Langkah Pemerintah dalam Mengendalikan Harga
Menurut Arief Prasetyo Adi, pihaknya akan terus berusaha agar harga daging sapi di tingkat peternak tidak lebih dari Harga Acuan Penjualan (HAP) di Rp 140.000/kilogram. Ia menegaskan bahwa harga daging di tingkat peternak seharusnya berada di kisaran Rp 120.000-130.000/kilogram, meskipun saat ini sedang mengalami kenaikan.
“Peternak itu harganya memang seharusnya sampai dengan Rp 140.000, kemarin itu karena PMK jadi memang harus naik,” tegasnya lagi. Ia juga menekankan bahwa harga daging secondary cut atau potongan sekunder harusnya di bawah Rp 140.000, bukan untuk daging prime cut yang dari awal memang mahal.
Perkiraan Stok dan Impor Daging Kerbau
Selain daging sapi, stok daging kerbau juga menjadi perhatian pemerintah.
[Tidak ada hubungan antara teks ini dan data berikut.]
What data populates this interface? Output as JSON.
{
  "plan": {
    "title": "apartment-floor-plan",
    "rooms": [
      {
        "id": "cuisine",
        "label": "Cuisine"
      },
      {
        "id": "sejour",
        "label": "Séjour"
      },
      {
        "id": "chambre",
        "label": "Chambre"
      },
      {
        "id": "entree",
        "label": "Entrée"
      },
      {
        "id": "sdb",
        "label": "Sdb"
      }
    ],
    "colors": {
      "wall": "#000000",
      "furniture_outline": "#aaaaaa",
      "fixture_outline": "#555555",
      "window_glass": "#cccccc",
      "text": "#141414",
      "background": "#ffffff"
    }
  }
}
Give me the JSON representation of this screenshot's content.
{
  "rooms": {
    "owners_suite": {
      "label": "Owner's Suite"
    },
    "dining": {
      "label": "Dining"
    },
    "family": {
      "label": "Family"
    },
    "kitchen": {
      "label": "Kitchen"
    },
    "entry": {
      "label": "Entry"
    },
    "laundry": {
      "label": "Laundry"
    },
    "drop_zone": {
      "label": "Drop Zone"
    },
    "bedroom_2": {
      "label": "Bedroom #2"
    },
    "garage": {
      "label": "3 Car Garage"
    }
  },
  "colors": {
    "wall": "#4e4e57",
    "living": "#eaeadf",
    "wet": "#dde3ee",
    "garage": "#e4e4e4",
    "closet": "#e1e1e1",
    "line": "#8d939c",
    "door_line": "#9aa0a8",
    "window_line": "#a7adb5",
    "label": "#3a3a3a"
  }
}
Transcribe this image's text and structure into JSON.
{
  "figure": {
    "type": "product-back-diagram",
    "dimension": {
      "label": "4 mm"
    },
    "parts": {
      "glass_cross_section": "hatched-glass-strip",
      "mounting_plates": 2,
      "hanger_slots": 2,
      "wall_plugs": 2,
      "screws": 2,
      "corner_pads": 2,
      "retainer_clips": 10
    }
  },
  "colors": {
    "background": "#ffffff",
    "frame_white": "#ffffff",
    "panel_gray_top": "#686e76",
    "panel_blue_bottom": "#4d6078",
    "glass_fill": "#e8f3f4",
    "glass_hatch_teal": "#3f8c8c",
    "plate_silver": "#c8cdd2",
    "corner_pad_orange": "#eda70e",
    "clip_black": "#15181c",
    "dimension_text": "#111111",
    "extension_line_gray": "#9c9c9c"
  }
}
Menurut Arief, stok daging kerbau di Indonesia masih di kisaran 30.000 ton, dengan rencana impor sekitar 3.000-4.000 ton pada bulan Maret 2025. Dengan adanya impor ini, diharapkan harga daging kerbau bisa stabil di kisaran Rp 80.000-100.000 per kilogram.
Kesimpulan
Lonjakan harga daging sapi menjelang Lebaran 2025 menjadi isu penting yang memengaruhi ekonomi masyarakat. Dari segi produsen hingga konsumen, semua pihak terkena dampak kenaikan harga ini. Namun, pemerintah terus berupaya mengendalikan harga dengan mengecek stok dan memastikan harga sesuai dengan HET. Semoga kenaikan harga ini dapat segera diminimalkan agar masyarakat tetap nyaman dalam merayakan Lebaran.